Summer Schuler, a 16-year-old with the sunny optimism of youth, wrapped her arms around her crying mother Tuesday and assured her that things were not as bad as they seemed.
Big chunks of the new roof of their three-bedroom pastel-blue wood home lay in tatters around them -- shredded, scattered and soaked by Hurricane Dennis when it crashed through this barrier-island community on Sunday.
Plastic piping, a toppled basketball goal, stray china and wood planks with jutting nails littered the yard and carport. Large chunks of the family's new wooden fence had collapsed, and two feet of brackish water had inundated the ground floor of the two-story home.

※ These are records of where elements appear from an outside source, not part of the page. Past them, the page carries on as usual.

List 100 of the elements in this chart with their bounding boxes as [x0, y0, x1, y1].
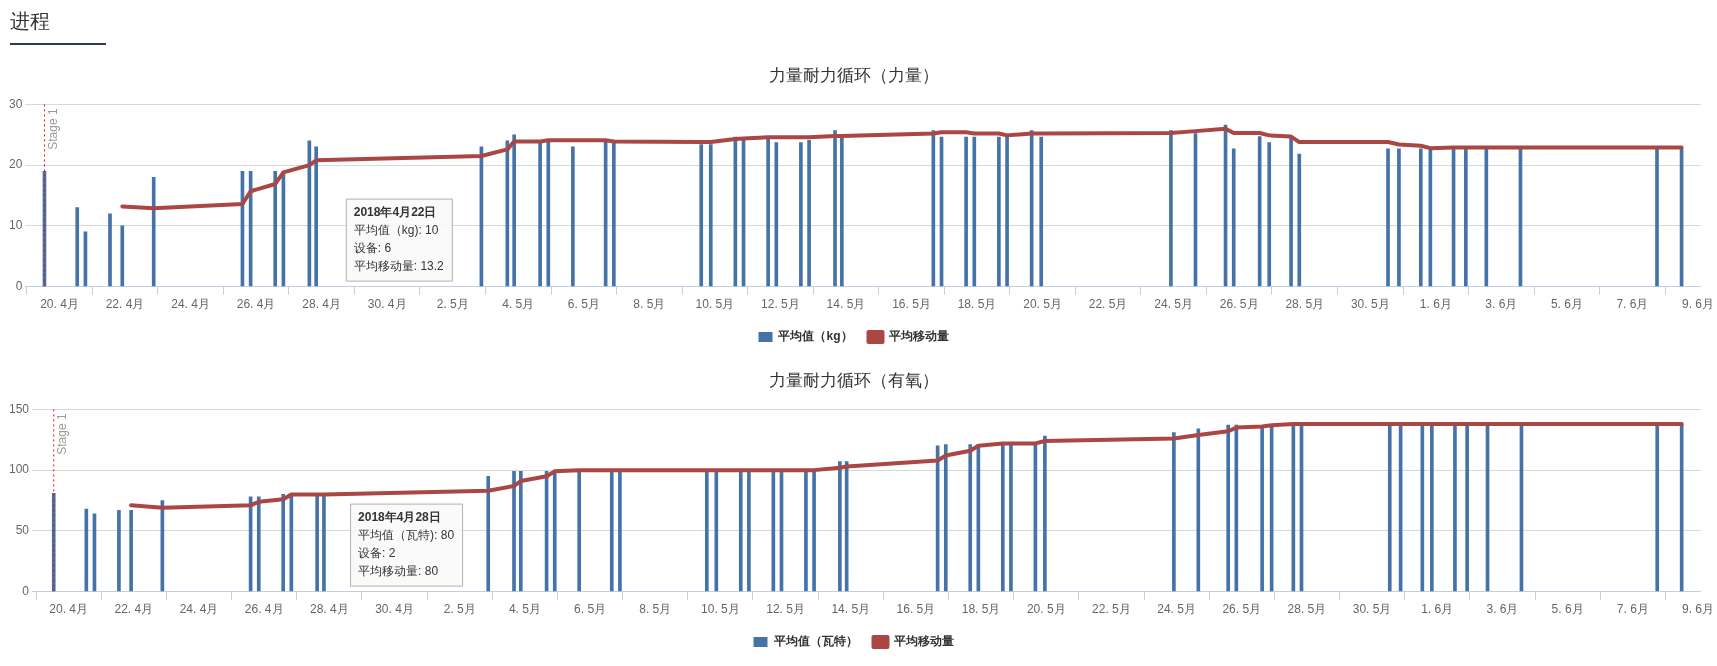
bar	[281, 494, 286, 592]
bar	[1430, 423, 1434, 592]
bar	[699, 144, 704, 287]
x-tick-label: 26. 4月	[244, 602, 284, 617]
x-tick-label: 7. 6月	[1616, 602, 1649, 617]
x-tick-label: 20. 4月	[40, 297, 79, 312]
legend-label: 平均移动量	[892, 634, 954, 649]
bar	[1226, 424, 1231, 592]
x-tick-label: 26. 5月	[1219, 297, 1259, 312]
x-tick-label: 8. 5月	[639, 602, 672, 617]
x-tick-label: 28. 4月	[310, 602, 349, 617]
bar	[1655, 423, 1660, 592]
annotation: 平均值（瓦特): 80	[358, 527, 455, 542]
bar	[1005, 136, 1009, 287]
x-tick-label: 30. 5月	[1352, 602, 1392, 617]
bar	[1039, 136, 1044, 287]
bar	[997, 136, 1001, 287]
x-tick-label: 22. 4月	[114, 602, 154, 617]
bar	[708, 144, 713, 287]
bar	[812, 469, 816, 592]
x-tick-label: 6. 5月	[574, 602, 607, 617]
bar	[766, 138, 770, 287]
bar	[609, 469, 614, 592]
bar	[51, 492, 56, 592]
bar	[512, 134, 516, 287]
x-tick-label: 24. 5月	[1154, 297, 1193, 312]
x-tick-label: 16. 5月	[896, 602, 936, 617]
y-tick-label: 0	[22, 583, 30, 598]
x-tick-label: 16. 5月	[892, 297, 931, 312]
x-tick-label: 20. 4月	[49, 602, 89, 617]
y-tick-label: 100	[8, 462, 30, 477]
x-tick-label: 5. 6月	[1551, 602, 1584, 617]
text: 进程	[10, 8, 106, 45]
bar	[1169, 130, 1173, 287]
legend-label: 平均移动量	[887, 329, 949, 344]
x-tick-label: 28. 5月	[1287, 602, 1327, 617]
bar	[833, 130, 837, 287]
x-tick-label: 22. 5月	[1088, 297, 1128, 312]
bar	[117, 509, 121, 592]
annotation: 平均移动量: 80	[358, 563, 439, 578]
x-tick-label: 3. 6月	[1485, 297, 1518, 312]
bar	[1453, 423, 1457, 592]
bar	[747, 469, 751, 592]
bar	[151, 176, 156, 287]
bar	[120, 225, 125, 287]
bar	[75, 207, 80, 287]
x-tick-label: 2. 5月	[436, 297, 469, 312]
bar	[968, 444, 973, 592]
x-tick-label: 8. 5月	[633, 297, 666, 312]
x-tick-label: 20. 5月	[1026, 602, 1066, 617]
x-tick-label: 18. 5月	[961, 602, 1001, 617]
annotation: 设备: 6	[353, 240, 392, 255]
bar	[840, 137, 844, 287]
bar	[1418, 148, 1423, 287]
bar	[807, 139, 811, 287]
x-tick-label: 14. 5月	[826, 297, 866, 312]
x-tick-label: 22. 5月	[1092, 602, 1131, 617]
bar	[838, 461, 842, 592]
bar	[314, 146, 319, 287]
bar	[1484, 148, 1489, 287]
legend-label: 平均值（瓦特）	[772, 634, 858, 649]
bar	[577, 469, 582, 592]
bar	[1289, 138, 1293, 287]
x-tick-label: 18. 5月	[957, 297, 997, 312]
bar	[1297, 153, 1302, 287]
x-tick-label: 20. 5月	[1023, 297, 1062, 312]
x-tick-label: 1. 6月	[1421, 602, 1454, 617]
bar	[1387, 423, 1392, 592]
x-tick-label: 22. 4月	[105, 297, 145, 312]
bar	[1679, 423, 1684, 592]
x-tick-label: 26. 5月	[1222, 602, 1262, 617]
x-tick-label: 28. 4月	[302, 297, 341, 312]
x-tick-label: 30. 4月	[375, 602, 414, 617]
x-tick-label: 1. 6月	[1419, 297, 1452, 312]
x-tick-label: 9. 6月	[1681, 297, 1714, 312]
bar	[538, 140, 542, 287]
bar	[1043, 435, 1047, 592]
y-tick-label: 50	[15, 523, 30, 538]
annotation: 平均移动量: 13.2	[353, 258, 445, 273]
x-tick-label: 4. 5月	[502, 297, 535, 312]
bar	[1655, 148, 1659, 287]
bar	[799, 142, 803, 287]
ref-line-label: Stage 1	[45, 108, 60, 150]
bar	[1000, 443, 1005, 592]
x-tick-label: 14. 5月	[831, 602, 871, 617]
bar	[943, 444, 948, 592]
x-tick-label: 24. 5月	[1157, 602, 1196, 617]
x-tick-label: 5. 6月	[1550, 297, 1583, 312]
annotation: 平均值（kg): 10	[353, 222, 439, 237]
y-tick-label: 30	[8, 96, 23, 111]
annotation: 2018年4月28日	[358, 509, 441, 524]
x-tick-label: 12. 5月	[761, 297, 800, 312]
bar	[1172, 432, 1176, 592]
x-tick-label: 30. 5月	[1350, 297, 1390, 312]
x-tick-label: 6. 5月	[567, 297, 600, 312]
bar	[256, 496, 261, 592]
bar	[322, 494, 326, 592]
x-tick-label: 12. 5月	[766, 602, 805, 617]
x-tick-label: 26. 4月	[236, 297, 276, 312]
bar	[964, 136, 968, 287]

"Mom, we are so lucky," said Summer, noting that the storm had been even less kind to some neighbors. "It's okay -- we are very lucky."
Vicki Schuler, 51, her voice breaking with her first glimpses of the damage, whispered, "I'm just tired of it."
So many residents in Florida's Panhandle were tired of it Tuesday. Hurricane Ivan had stomped through the region in September, and many homes and businesses here were still wearing blue tarpaulins over their scars from that storm when Dennis roared ashore at 120 mph.
Tired of the destruction. Tired of the power outages. Tired of the lines for food and gas and water and ice.
As residents streamed home to check out the damage, they endured hot, humid weather and fraying patience. They found downed power lines, sand-clogged roads, and houses that looked as if they had been flayed with a giant hatchet. Most businesses remained closed Tuesday, and 170,000 homes in the Florida Panhandle remained without power, down from 225,000 on Monday night, utility companies said.
Dennis marked the continuation of an ordeal for the Schulers. Ivan punched a hole in the family's roof and also poured six feet of water and muck into a portion of the house that serves as an apartment for Vicki Schuler's 74-year-old mother-in-law, Ann.
Schuler, a high school math teacher, and husband Charlie, 52, an administrator at Pensacola Junior College, spent 10 months and $60,000 trying to get things back to normal after Ivan. They still had a couple months of work ahead when Dennis hit.
"We were doing it on our own because most of this wasn't covered" by insurance, Schuler said. "My husband would come home every day and start hammering and nailing. We didn't think that we could afford a contractor. Everything you do, you sweat to death. We learned how to bathe in rivers. And now we have to do it all over again."
The Schulers will move back into a small house they own in Navarre, the one they stayed in for three months after Ivan struck, working on repairs. They again will endure a three-hour round-trip commute to school and work, and they will spend countless hours dealing with insurance adjusters and bureaucrats in federal and state agencies.
"We won't be [living] back in here for months," Charlie Schuler said as he surveyed the new damage.
Schuler and a friend, Lonnie Rich, began collecting loose shingles and other debris from around the eight-foot hole in the roof. They planned to cover it with a tarpaulin.
Meanwhile, Schuler's wife and two daughters emptied spoiling food from the now-warm refrigerator and gathered clothes from bedrooms whose ceilings sagged with the weight of water that had seeped in. Savannah, 13, said that she could see sky through a hole in her bedroom closet.
"All my bluejeans have insulation on them," said Savannah, an eighth-grader at Gulf Breeze Middle School. "I'm going to itch forever."
Vicki Schuler said the most powerful tool for rebuilding a hurricane-damaged house is the telephone. On Monday, a day before she saw her house, Schuler started dialing the Federal Emergency Management Agency about financial assistance and insurance companies for the claims that her family would inevitably file.
A part of her would like to sell the house, which the family has owned since 1987, she said. In a strange paradox, recent hurricanes have driven up the price of beach real estate, as wealthy buyers compete to snap up land from storm-weary long-term residents and replace the old homes with newer, stronger structures that locals dub "hurricane mansions," Schuler said.
But Charlie Schuler said he won't sell. Standing on his roof Tuesday, he said he could not leave the house and community he loves.
"It's frustrating," he said. "It's just so unusual to have these storms in such a brief span of time. It is going to take a lot of work and a lot of patience, but I'm a third-generation Floridian, and we've been doing this for hundreds of years.
"I've been all over the world and I wouldn't want to live anywhere else. It's beautiful here -- unless a hurricane blows through."